Populated largely by return attendees and people who were in search of specific authoring tool functionality, this was the best (and most argumentative) session. The merits of Director vs. mTropolis vs. Authorware vs. every Card/Scripting tool (SuperCard, Toolbook, MetaCard, HyperCard, etc.) vs. Quest vs. Visual Basic (!) were discussed.

In so far as conclusions were reached:

*produce your slick demo in Director
Director gives you the best control over your graphical presentation (especially synchronization and animation) in the shortest amount of time.

*produce your functionality demo in mTropolis (and buy a Mac)

mTropolis gives you the best interactive behavior between elements (especially game-state behaviors) of any tool available.

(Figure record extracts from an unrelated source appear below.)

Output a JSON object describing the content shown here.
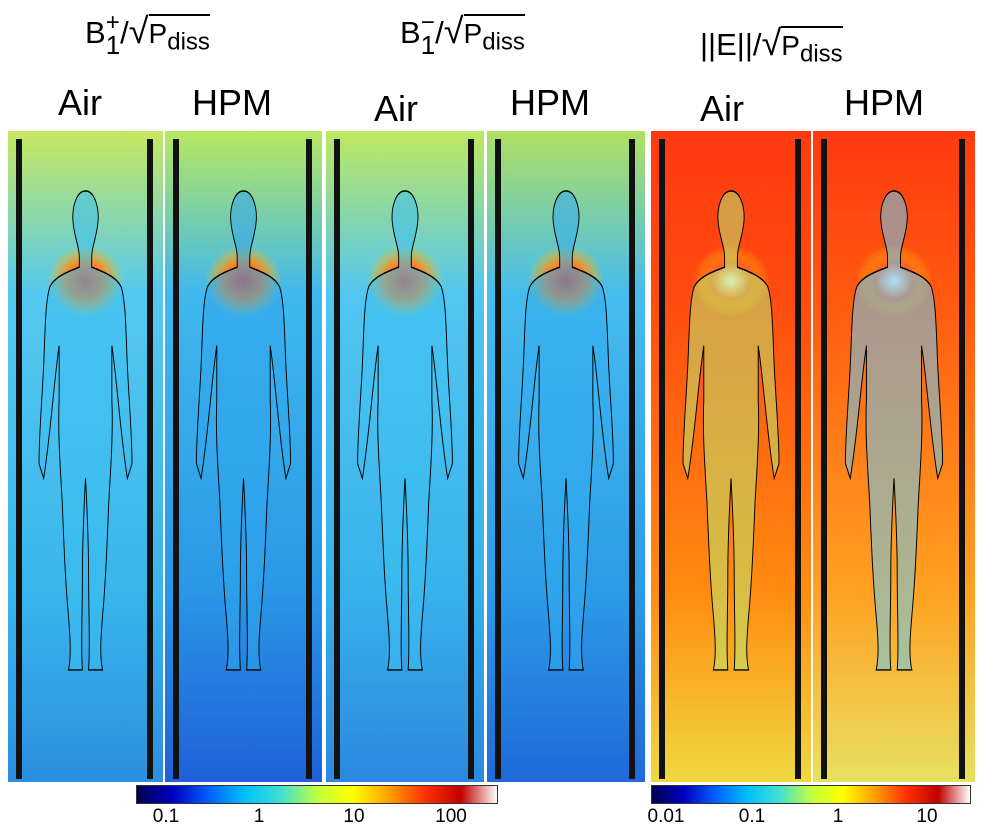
{
  "groups": [
    {
      "symbol": "B",
      "sub": "1",
      "sup": "+",
      "slash": "/",
      "denom_main": "P",
      "denom_sub": "diss"
    },
    {
      "symbol": "B",
      "sub": "1",
      "sup": "−",
      "slash": "/",
      "denom_main": "P",
      "denom_sub": "diss"
    },
    {
      "symbol": "||E||",
      "sub": "",
      "sup": "",
      "slash": "/",
      "denom_main": "P",
      "denom_sub": "diss"
    }
  ],
  "columns": [
    "Air",
    "HPM",
    "Air",
    "HPM",
    "Air",
    "HPM"
  ],
  "colorbars": [
    {
      "ticks": [
        "0.1",
        "1",
        "10",
        "100"
      ],
      "scale": "log"
    },
    {
      "ticks": [
        "0.01",
        "0.1",
        "1",
        "10"
      ],
      "scale": "log"
    }
  ],
  "colors": {
    "jet": [
      "#000050",
      "#0000c0",
      "#0060ff",
      "#00c0ff",
      "#40e0d0",
      "#c0ff40",
      "#ffff00",
      "#ffa000",
      "#ff3000",
      "#c00000",
      "#ffffff"
    ],
    "outline": "#000000"
  }
}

The downside for one attendee was that his shop is Win 95/NT only and he'd have to get a Macintosh to author in mTropolis.

*produce your interface demo depending upon who is authoring the demo:

- if your developer is a subject-matter expert (instructional designer, non-animation savvy graphic designer, or other non-technical type): use an iconic/flow control tool (Authorware, IconAuthor)
These users will benefit from the ability to visually track the flow of the program while they're desiging the interactivity

- if your developer is an educator or similarly trained interactive designer, use a Card-based tool (*Card, or Toolbook, or Digital Chisel)

These users will benefit from their legacy scripting abilities, and the familiarity of the index-card metaphor for organizing their thoughts

- if your developer is a programmer, use a Frame tool with a scripting language (Quest, Apple Media Kit, Visual Basic with MediaShop or FXKnife, etc.)

These users will benefit from their legacy coding ability while still having a robust visual interface to play off of, and won't be distracted by the lack of visual debugging clues.

Day 3:

Populated by newbies, an authoring-tool developer (vertical market), and the Intel ringer, with the late and appreciated addition of Chino (Direct-L and Sharkbytes maven), this session mostly concentrated on what feature set a new user should be looking for in building up their tool chest, and how to analyze their content (emphasis upon this year's handout, located at (http://www.castlemoose.com/jsrt97h.html) to choose their tools wisely.

A lot of the session was spent on the various deficiencies of currently available tools (limited text handling in Director vs. no integral text handling for mTropolis, for instance).

In this session, I was able to quiz the Intel dude as to what the hell a chip manufacturer was doing at an authoring tools session; his reply (I suspect this is the usual stock reply for someone so obviously out of his element) was that he wanted to know what Intel could do to help, and thereby sell more Intel chips. He really didn't like my comment (and Chino's agreement) that 90% of multimedia content is produced on Macs and SGIs, then ported to Windows.